Now I know that there are people who have taken to this song with a passion without noticing that fact, who think of the song as a lovely appeal for greater personal peace and place and freedom, heart and roots and wings. And it’s funny – in the piece of Ms. McDade’s from which Robin read earlier – which is mostly a plea for people to stop rewriting her words – McDade notes how songs "walk into the world. As living beings they form relationships…. What happens with songs like Spirit of Life … is that people are inspired by the inner conversation with this song…."

Which I suppose means that she knows that people who hear or who sing it are free to know it in ways other than she intended. But rumor has it that she’s none too happy that its social action emphasis is not coming across loud and clear to all. I don’t know if that’s true or not, but it would make sense if it were.

Because Carolyn McDade is not just a very talented writer of songs, but a passionate social activist, as Spirit of Life should make clear (especially with the added insight of our knowing how and why it was written). She does not ask the spirit of life to sing in her heart all the stirrings of contentment, well-being, or delight. She does not ask it to move in her hand to shape beauty or order.

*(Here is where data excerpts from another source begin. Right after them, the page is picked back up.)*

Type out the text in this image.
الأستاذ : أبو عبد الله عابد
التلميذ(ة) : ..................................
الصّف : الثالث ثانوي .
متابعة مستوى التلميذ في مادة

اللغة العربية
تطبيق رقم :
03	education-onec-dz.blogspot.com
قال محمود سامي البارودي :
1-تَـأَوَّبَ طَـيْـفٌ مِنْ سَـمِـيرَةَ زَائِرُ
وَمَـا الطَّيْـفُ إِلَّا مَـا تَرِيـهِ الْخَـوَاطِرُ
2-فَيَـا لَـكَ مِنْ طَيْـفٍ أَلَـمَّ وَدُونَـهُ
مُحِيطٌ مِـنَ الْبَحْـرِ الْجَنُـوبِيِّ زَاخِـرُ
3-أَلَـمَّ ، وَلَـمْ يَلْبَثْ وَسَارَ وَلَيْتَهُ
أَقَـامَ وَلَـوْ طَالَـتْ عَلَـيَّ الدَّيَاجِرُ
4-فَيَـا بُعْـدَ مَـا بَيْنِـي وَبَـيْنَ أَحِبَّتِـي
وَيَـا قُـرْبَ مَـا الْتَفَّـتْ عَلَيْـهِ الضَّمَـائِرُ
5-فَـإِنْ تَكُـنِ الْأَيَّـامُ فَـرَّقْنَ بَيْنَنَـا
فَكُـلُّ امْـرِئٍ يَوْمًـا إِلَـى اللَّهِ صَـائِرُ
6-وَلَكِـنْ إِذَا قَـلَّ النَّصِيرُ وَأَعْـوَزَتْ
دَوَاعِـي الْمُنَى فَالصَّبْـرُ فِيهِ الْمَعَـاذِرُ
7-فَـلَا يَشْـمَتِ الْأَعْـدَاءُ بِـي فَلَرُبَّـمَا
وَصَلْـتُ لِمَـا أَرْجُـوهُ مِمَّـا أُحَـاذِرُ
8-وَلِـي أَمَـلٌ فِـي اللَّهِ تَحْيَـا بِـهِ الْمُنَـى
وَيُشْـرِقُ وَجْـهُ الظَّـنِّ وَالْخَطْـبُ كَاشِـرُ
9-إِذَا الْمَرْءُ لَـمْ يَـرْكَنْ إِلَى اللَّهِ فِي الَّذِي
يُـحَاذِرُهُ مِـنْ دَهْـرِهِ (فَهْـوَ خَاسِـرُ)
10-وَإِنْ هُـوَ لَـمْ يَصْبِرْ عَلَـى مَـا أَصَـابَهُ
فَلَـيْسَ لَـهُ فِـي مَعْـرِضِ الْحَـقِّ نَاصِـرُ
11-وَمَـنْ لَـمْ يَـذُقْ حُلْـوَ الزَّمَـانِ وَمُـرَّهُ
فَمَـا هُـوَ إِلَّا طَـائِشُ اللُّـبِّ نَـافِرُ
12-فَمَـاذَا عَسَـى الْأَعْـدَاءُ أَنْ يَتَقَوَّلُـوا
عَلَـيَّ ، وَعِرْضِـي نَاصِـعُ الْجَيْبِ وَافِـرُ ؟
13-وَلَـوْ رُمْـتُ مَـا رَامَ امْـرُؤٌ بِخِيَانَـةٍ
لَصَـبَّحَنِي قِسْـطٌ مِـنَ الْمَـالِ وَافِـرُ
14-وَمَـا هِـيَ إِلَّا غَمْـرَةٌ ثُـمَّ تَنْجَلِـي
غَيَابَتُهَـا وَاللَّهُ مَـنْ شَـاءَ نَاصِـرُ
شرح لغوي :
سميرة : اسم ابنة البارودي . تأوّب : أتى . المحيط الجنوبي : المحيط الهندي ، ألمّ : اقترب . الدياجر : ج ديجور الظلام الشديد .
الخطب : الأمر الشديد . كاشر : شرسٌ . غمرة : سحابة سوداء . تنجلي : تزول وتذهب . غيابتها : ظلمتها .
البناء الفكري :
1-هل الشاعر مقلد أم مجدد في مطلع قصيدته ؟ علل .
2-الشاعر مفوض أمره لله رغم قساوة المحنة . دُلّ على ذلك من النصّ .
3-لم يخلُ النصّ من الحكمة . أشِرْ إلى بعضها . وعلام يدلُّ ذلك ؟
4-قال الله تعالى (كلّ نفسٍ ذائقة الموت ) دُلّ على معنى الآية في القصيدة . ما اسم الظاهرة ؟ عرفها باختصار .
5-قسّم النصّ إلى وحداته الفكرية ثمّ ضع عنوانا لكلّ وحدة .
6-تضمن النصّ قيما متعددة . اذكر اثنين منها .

Not that I think Carolyn McDade is against contentment, well-being,

order, beauty, or delight, any more than you are or I. But those are other songs. In Spirit of Life, she gives us the words to ask for the inspiration, the en-spiriting, the indwelling of the spirit of life itself, that we might feel compassion in our hearts, and devote our hands to justice.

In her own words,

"Spirit of Life, come unto me.
Sing in my heart all the stirrings of compassion.
Blow in the wind, rise in the sea;
Move in the hand, giving life the shape of justice.
Roots hold me close; wings set me free;
Spirit of Life, come to me, come to me."